There are a lot of bad reasons churches want to change.
- To keep up with trends
- To get bigger
- To have more available funds
- To appeal to a different group of people
- To break from tradition
- Because we’re bored
- Because we’ll die if we don’t
Some of them seem like good reasons, but none of them will sustain. Not on their own.
There are also a lot of bad reasons to want a church to stay the same.
- To keep long-timers happy
- To avoid risk
- To stay comfortable
- To maintain tradition
- Because we’re afraid
- Because change is hard
There’s only one good reason to move a church toward change.
Because the mission demands it.
This is also the only way to sustain the change in the long term.
This is why, despite all the bad reasons for and against change, the church must constantly be in a state of mission-driven change.
Make It About The Mission
No church has ever made a big change successfully unless it’s an essential part of the church’s overall mission. But when it is tied to the mission? It’s amazing what can happen.
For instance, earlier this year, our church changed lead pastors. After spending 25 years in the position, I stepped aside to make way for my long-time youth pastor to take over the position, while I became the teaching pastor.
When word got out that we were attempting such a big and unusual change, several people cautioned us that we were headed for a world of hurt.
But do you know who wasn’t worried about it? The people in the church – including the two of us at the center of the change.
Not because we have some special skills unknown to mere mortals, but for one simple reason.
We weren’t changing pastors simply for the sake of changing pastors. We did it so we could take the next step forward in the mission of the church. Changing pastors just happened to be one big, essential step in that direction.

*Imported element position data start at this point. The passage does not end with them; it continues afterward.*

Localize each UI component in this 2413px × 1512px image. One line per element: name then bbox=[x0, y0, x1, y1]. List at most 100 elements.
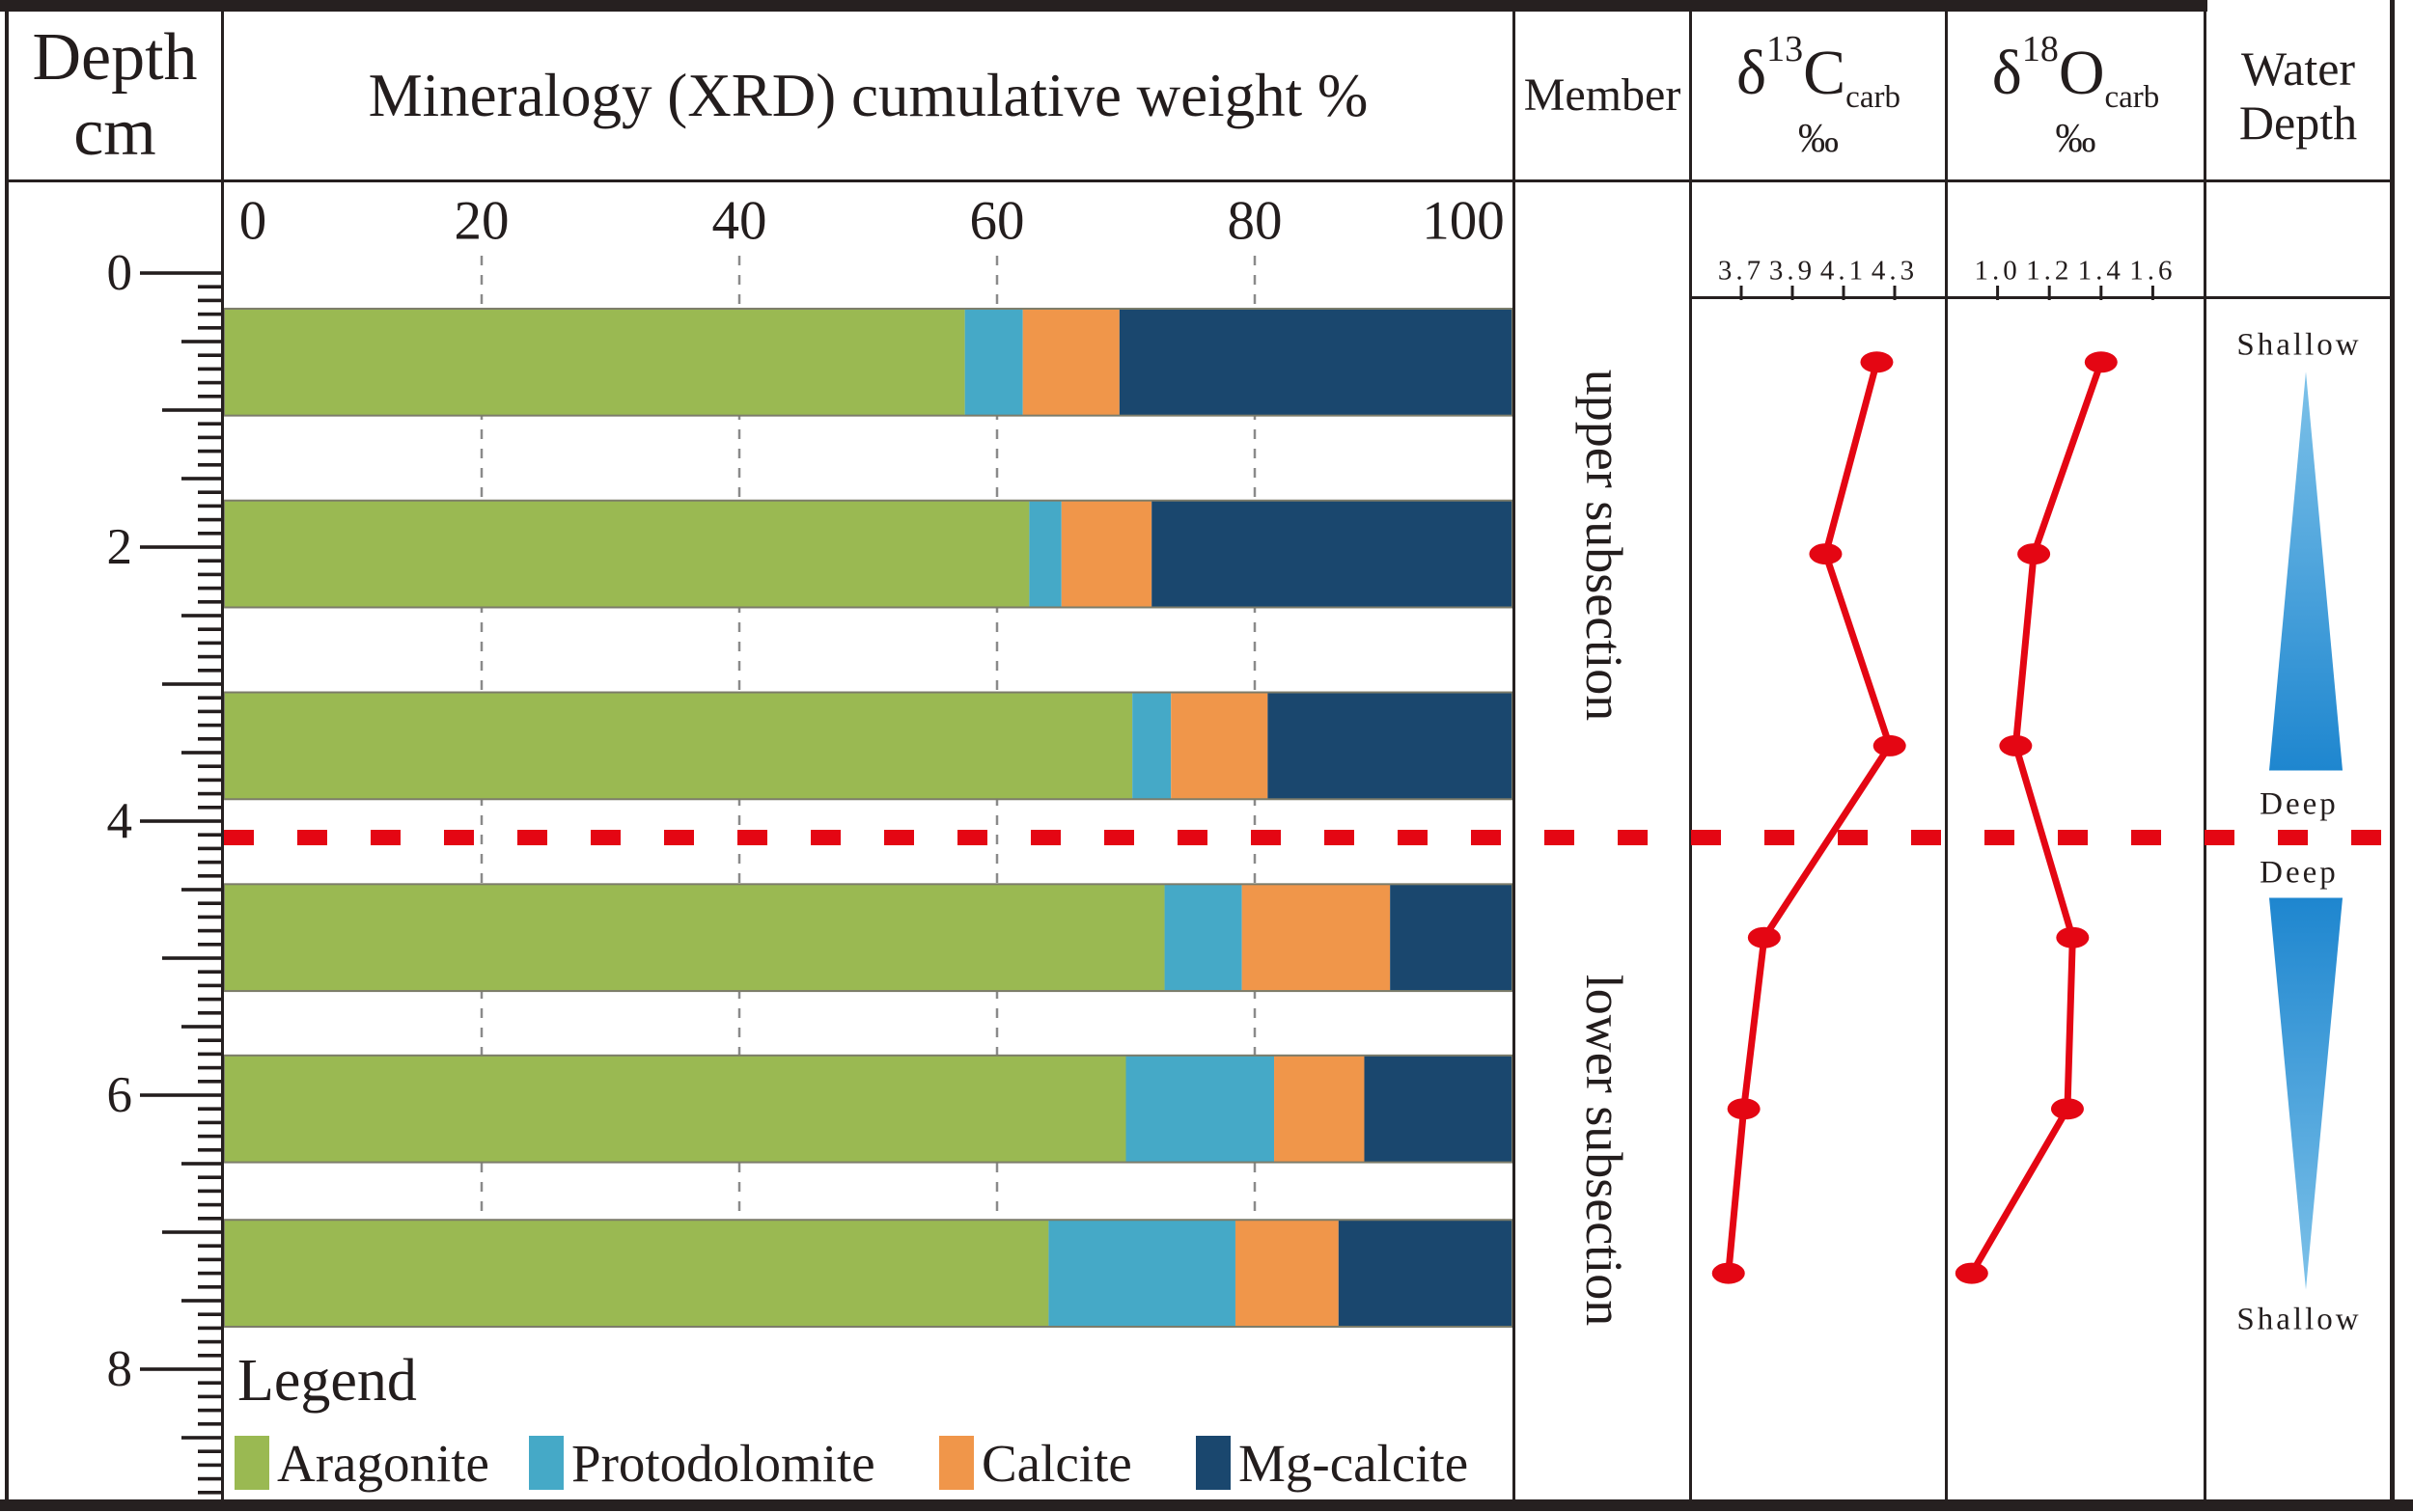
d18o-column-header: δ18Ocarb ‰ bbox=[1948, 12, 2204, 179]
bar-segment-calcite bbox=[1274, 1055, 1365, 1163]
depth-ruler-tick bbox=[198, 586, 222, 591]
isotope-axis-tick bbox=[1996, 286, 2000, 300]
d13c-unit-label: ‰ bbox=[1798, 117, 1839, 162]
bar-segment-aragonite bbox=[224, 692, 1133, 800]
legend-swatch-mg-calcite bbox=[1196, 1436, 1231, 1490]
isotope-axis-tick bbox=[2099, 286, 2103, 300]
bar-segment-calcite bbox=[1022, 308, 1120, 416]
depth-ruler-tick bbox=[198, 422, 222, 426]
data-point bbox=[1727, 1098, 1761, 1120]
depth-ruler-tick bbox=[198, 1394, 222, 1399]
depth-ruler-tick bbox=[162, 408, 222, 412]
depth-ruler-tick bbox=[198, 1449, 222, 1453]
bar-segment-aragonite bbox=[224, 1055, 1126, 1163]
water-depth-column-header: Water Depth bbox=[2206, 12, 2390, 179]
depth-ruler-tick bbox=[181, 340, 222, 344]
depth-ruler-tick bbox=[181, 1436, 222, 1440]
isotope-tick-label: 3.9 bbox=[1768, 255, 1817, 287]
legend-item: Mg-calcite bbox=[1196, 1430, 1468, 1496]
header-divider bbox=[5, 179, 2395, 182]
isotope-axis-tick bbox=[1842, 286, 1845, 300]
depth-ruler-tick bbox=[198, 1326, 222, 1331]
depth-ruler-tick bbox=[181, 614, 222, 618]
data-point bbox=[2056, 926, 2090, 948]
isotope-axis-tick bbox=[1739, 286, 1743, 300]
legend-swatch-protodolomite bbox=[529, 1436, 564, 1490]
depth-ruler-tick bbox=[198, 1107, 222, 1111]
water-header-line2: Depth bbox=[2238, 96, 2358, 150]
x-axis-tick-label: 0 bbox=[238, 190, 267, 252]
depth-ruler-tick bbox=[198, 572, 222, 577]
depth-ruler-tick bbox=[198, 1120, 222, 1125]
depth-ruler-tick bbox=[198, 463, 222, 467]
depth-ruler-tick bbox=[198, 806, 222, 810]
depth-ruler-tick bbox=[181, 1299, 222, 1303]
data-point bbox=[1955, 1262, 1988, 1284]
depth-tick-label: 2 bbox=[106, 519, 133, 575]
depth-ruler-tick bbox=[198, 764, 222, 768]
depth-ruler-tick bbox=[162, 682, 222, 686]
data-point bbox=[1809, 543, 1843, 565]
mineralogy-column-header: Mineralogy (XRD) cumulative weight % bbox=[224, 12, 1512, 179]
depth-ruler-tick bbox=[198, 1080, 222, 1084]
d18o-column-divider bbox=[1945, 0, 1948, 1511]
bar-segment-mg-calcite bbox=[1338, 1220, 1512, 1327]
member-upper-subsection-label: upper subsection bbox=[1575, 369, 1633, 722]
depth-ruler-tick bbox=[198, 1038, 222, 1042]
depth-header-line1: Depth bbox=[32, 19, 198, 95]
legend-swatch-aragonite bbox=[235, 1436, 269, 1490]
depth-ruler-tick bbox=[198, 1244, 222, 1248]
isotope-profile-line bbox=[1725, 361, 1894, 1274]
depth-ruler-tick bbox=[198, 326, 222, 330]
depth-ruler-tick bbox=[181, 888, 222, 892]
bar-segment-aragonite bbox=[224, 500, 1030, 608]
member-column-divider bbox=[1512, 0, 1515, 1511]
depth-ruler-tick bbox=[198, 1202, 222, 1207]
water-depth-triangle-upper bbox=[2269, 371, 2343, 771]
bar-segment-calcite bbox=[1234, 1220, 1339, 1327]
depth-ruler-tick bbox=[198, 1354, 222, 1358]
bar-segment-protodolomite bbox=[1029, 500, 1062, 608]
water-shallow-top-label: Shallow bbox=[2236, 327, 2362, 363]
data-point bbox=[1872, 734, 1906, 756]
depth-ruler-tick bbox=[198, 791, 222, 796]
legend-swatch-calcite bbox=[939, 1436, 974, 1490]
x-axis-tick-label: 60 bbox=[969, 190, 1025, 252]
depth-tick-label: 8 bbox=[106, 1341, 133, 1397]
depth-ruler-tick bbox=[140, 545, 222, 549]
depth-ruler-tick bbox=[198, 943, 222, 947]
depth-ruler-tick bbox=[198, 504, 222, 509]
depth-ruler-tick bbox=[140, 1367, 222, 1371]
bar-segment-aragonite bbox=[224, 1220, 1049, 1327]
depth-ruler-tick bbox=[181, 1025, 222, 1029]
depth-ruler-tick bbox=[140, 1093, 222, 1097]
depth-ruler-tick bbox=[198, 1381, 222, 1385]
depth-ruler-tick bbox=[162, 1230, 222, 1234]
depth-column-divider bbox=[221, 0, 224, 1511]
depth-ruler-tick bbox=[198, 367, 222, 371]
member-title: Member bbox=[1523, 69, 1681, 122]
depth-ruler-tick bbox=[198, 1271, 222, 1276]
depth-ruler-tick bbox=[198, 1217, 222, 1221]
d18o-title: δ18Ocarb bbox=[1991, 28, 2160, 115]
depth-ruler-tick bbox=[198, 517, 222, 522]
depth-ruler-tick bbox=[198, 1065, 222, 1070]
isotope-tick-label: 1.0 bbox=[1974, 255, 2021, 287]
isotope-tick-label: 1.2 bbox=[2026, 255, 2073, 287]
isotope-axis-tick bbox=[1893, 286, 1897, 300]
bar-segment-calcite bbox=[1171, 692, 1268, 800]
d13c-column-header: δ13Ccarb ‰ bbox=[1692, 12, 1945, 179]
depth-ruler-tick bbox=[198, 833, 222, 837]
depth-ruler-tick bbox=[198, 435, 222, 440]
bar-segment-aragonite bbox=[224, 884, 1165, 992]
depth-ruler-tick bbox=[198, 353, 222, 357]
depth-ruler-tick bbox=[198, 860, 222, 865]
d18o-unit-label: ‰ bbox=[2055, 117, 2096, 162]
depth-header-line2: cm bbox=[73, 96, 156, 170]
isotope-tick-label: 1.6 bbox=[2129, 255, 2177, 287]
legend-item: Aragonite bbox=[235, 1430, 489, 1496]
data-point bbox=[1747, 926, 1781, 948]
depth-ruler-tick bbox=[198, 846, 222, 851]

We never made it about pastoral transition, because that’s not what the change was about. It was and is about moving forward with the mission God has given our church. And that’s why it worked.
The mission demanded change. And when the mission demands change, the momentum of the mission will drive the success of the change.
Change Is A Means, Not A Goal
If you’re in a church that you know needs to change, but it seems like you can’t get traction, maybe there needs to be an adjustment in perspective.
Change for the sake of change never works. Even if it brings short-term success, it will never help the church reach its long-term goals.
Change detached from mission brings frustration, conflict, burnout and failure. Because change is not a goal, it’s a means to a goal.
The church must always be about the mission.
Not about change.
Not about tradition.
Not even about a finding a healthy balance between change and tradition (good luck trying to keep those balls in the air!)
Only the mission is strong enough to help us make the right changes, motivate us to initiate those changes, keep us encouraged in the middle of long-term change, and bring about the needed results of the change.
Change is hard.
When it’s about change, it won’t work.
When it’s about the mission, it will work. Because the mission demands it. And the mission is all that matters.